Alternative Approaches

While clearly well-intentioned in its aims to assist first-time buyers, Help to Buy does not appear to have been the most effective policy in hindsight. Here are some alternative schemes that could have delivered better outcomes:

Mortgage Guarantee Scheme

Rather than subsidizing deposits, the government could have introduced a mortgage guarantee program. This would have provided a government guarantee to lenders on mortgages issued to first-time buyers with 5% deposits, enabling access to 95% LTV mortgages without interest rate premiums. This would have avoided inflating demand or needing buyers to take on additional equity loan debt.

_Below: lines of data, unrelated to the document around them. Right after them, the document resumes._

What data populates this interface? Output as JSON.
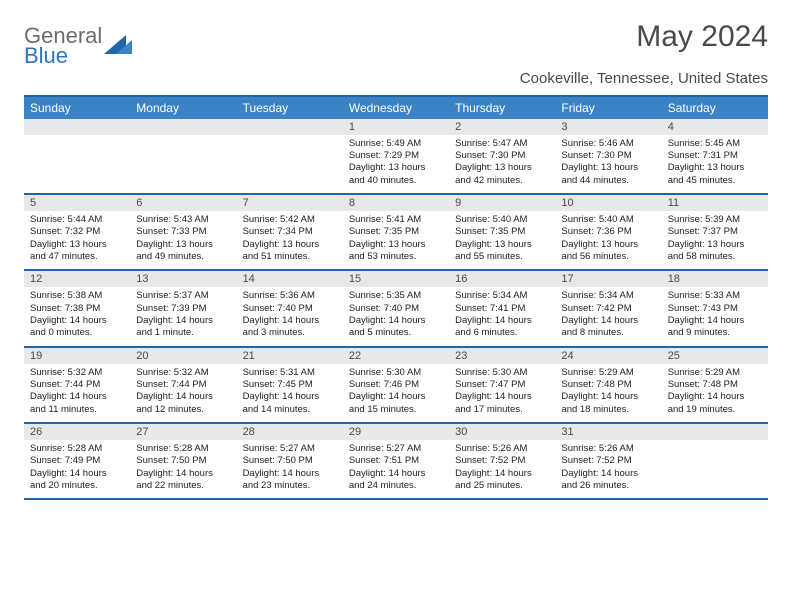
{
  "brand": {
    "word1": "General",
    "word2": "Blue"
  },
  "title": "May 2024",
  "location": "Cookeville, Tennessee, United States",
  "header_bg": "#3c83c6",
  "header_border": "#1f66ad",
  "daynum_bg": "#e7e8e9",
  "text_color": "#222222",
  "cell_font_size": 9.5,
  "day_names": [
    "Sunday",
    "Monday",
    "Tuesday",
    "Wednesday",
    "Thursday",
    "Friday",
    "Saturday"
  ],
  "weeks": [
    [
      null,
      null,
      null,
      {
        "n": 1,
        "sunrise": "5:49 AM",
        "sunset": "7:29 PM",
        "daylight": "13 hours and 40 minutes."
      },
      {
        "n": 2,
        "sunrise": "5:47 AM",
        "sunset": "7:30 PM",
        "daylight": "13 hours and 42 minutes."
      },
      {
        "n": 3,
        "sunrise": "5:46 AM",
        "sunset": "7:30 PM",
        "daylight": "13 hours and 44 minutes."
      },
      {
        "n": 4,
        "sunrise": "5:45 AM",
        "sunset": "7:31 PM",
        "daylight": "13 hours and 45 minutes."
      }
    ],
    [
      {
        "n": 5,
        "sunrise": "5:44 AM",
        "sunset": "7:32 PM",
        "daylight": "13 hours and 47 minutes."
      },
      {
        "n": 6,
        "sunrise": "5:43 AM",
        "sunset": "7:33 PM",
        "daylight": "13 hours and 49 minutes."
      },
      {
        "n": 7,
        "sunrise": "5:42 AM",
        "sunset": "7:34 PM",
        "daylight": "13 hours and 51 minutes."
      },
      {
        "n": 8,
        "sunrise": "5:41 AM",
        "sunset": "7:35 PM",
        "daylight": "13 hours and 53 minutes."
      },
      {
        "n": 9,
        "sunrise": "5:40 AM",
        "sunset": "7:35 PM",
        "daylight": "13 hours and 55 minutes."
      },
      {
        "n": 10,
        "sunrise": "5:40 AM",
        "sunset": "7:36 PM",
        "daylight": "13 hours and 56 minutes."
      },
      {
        "n": 11,
        "sunrise": "5:39 AM",
        "sunset": "7:37 PM",
        "daylight": "13 hours and 58 minutes."
      }
    ],
    [
      {
        "n": 12,
        "sunrise": "5:38 AM",
        "sunset": "7:38 PM",
        "daylight": "14 hours and 0 minutes."
      },
      {
        "n": 13,
        "sunrise": "5:37 AM",
        "sunset": "7:39 PM",
        "daylight": "14 hours and 1 minute."
      },
      {
        "n": 14,
        "sunrise": "5:36 AM",
        "sunset": "7:40 PM",
        "daylight": "14 hours and 3 minutes."
      },
      {
        "n": 15,
        "sunrise": "5:35 AM",
        "sunset": "7:40 PM",
        "daylight": "14 hours and 5 minutes."
      },
      {
        "n": 16,
        "sunrise": "5:34 AM",
        "sunset": "7:41 PM",
        "daylight": "14 hours and 6 minutes."
      },
      {
        "n": 17,
        "sunrise": "5:34 AM",
        "sunset": "7:42 PM",
        "daylight": "14 hours and 8 minutes."
      },
      {
        "n": 18,
        "sunrise": "5:33 AM",
        "sunset": "7:43 PM",
        "daylight": "14 hours and 9 minutes."
      }
    ],
    [
      {
        "n": 19,
        "sunrise": "5:32 AM",
        "sunset": "7:44 PM",
        "daylight": "14 hours and 11 minutes."
      },
      {
        "n": 20,
        "sunrise": "5:32 AM",
        "sunset": "7:44 PM",
        "daylight": "14 hours and 12 minutes."
      },
      {
        "n": 21,
        "sunrise": "5:31 AM",
        "sunset": "7:45 PM",
        "daylight": "14 hours and 14 minutes."
      },
      {
        "n": 22,
        "sunrise": "5:30 AM",
        "sunset": "7:46 PM",
        "daylight": "14 hours and 15 minutes."
      },
      {
        "n": 23,
        "sunrise": "5:30 AM",
        "sunset": "7:47 PM",
        "daylight": "14 hours and 17 minutes."
      },
      {
        "n": 24,
        "sunrise": "5:29 AM",
        "sunset": "7:48 PM",
        "daylight": "14 hours and 18 minutes."
      },
      {
        "n": 25,
        "sunrise": "5:29 AM",
        "sunset": "7:48 PM",
        "daylight": "14 hours and 19 minutes."
      }
    ],
    [
      {
        "n": 26,
        "sunrise": "5:28 AM",
        "sunset": "7:49 PM",
        "daylight": "14 hours and 20 minutes."
      },
      {
        "n": 27,
        "sunrise": "5:28 AM",
        "sunset": "7:50 PM",
        "daylight": "14 hours and 22 minutes."
      },
      {
        "n": 28,
        "sunrise": "5:27 AM",
        "sunset": "7:50 PM",
        "daylight": "14 hours and 23 minutes."
      },
      {
        "n": 29,
        "sunrise": "5:27 AM",
        "sunset": "7:51 PM",
        "daylight": "14 hours and 24 minutes."
      },
      {
        "n": 30,
        "sunrise": "5:26 AM",
        "sunset": "7:52 PM",
        "daylight": "14 hours and 25 minutes."
      },
      {
        "n": 31,
        "sunrise": "5:26 AM",
        "sunset": "7:52 PM",
        "daylight": "14 hours and 26 minutes."
      },
      null
    ]
  ],
  "labels": {
    "sunrise": "Sunrise:",
    "sunset": "Sunset:",
    "daylight": "Daylight:"
  }
}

Investment into Local Authority Housing

The government could have established initiatives enabling individuals to invest into homes bought by local councils and housing associations to be used as affordable rental accommodation. With individual investments helping cover deposit costs, this could have increased affordable housing stock without fuelling more government borrowing.

Empty Homes Strategy

There are hundreds of thousands of empty and unused homes across the UK at any given time. The government could have provided tax incentives, backed by local authority funding, to bring a portion of these properties back into use as affordable housing. This would have been another way to increase supply available to first-time buyers rather than stoking demand.

Part-Buy, Part-Rent Schemes

Some other countries have used part-buy, part-rent models targeted at first-time buyers allowing them to buy a portion of a home (say 30%-50%) and pay affordable rent on the remaining share. This incrementally builds their equity while avoiding excessive mortgage debt. Such schemes could have offered a better alternative than 20% equity loans.

Conclusion

Looking back, Help to Buy appears a flawed approach to assisting first-time buyers in light of its impacts on house prices and levels of buyer debt. While the program had good intentions, its design and implementation left much to be desired. Hundreds of thousands did benefit, but likely at the expense of making housing less affordable for future generations of prospective buyers. The lessons learned point to the need for smarter solutions that expand supply, provide targeted support based on need, and avoid further inflating house prices. With the housing crisis still gripping the UK, fresh ideas and political will are required to make home ownership accessible to all.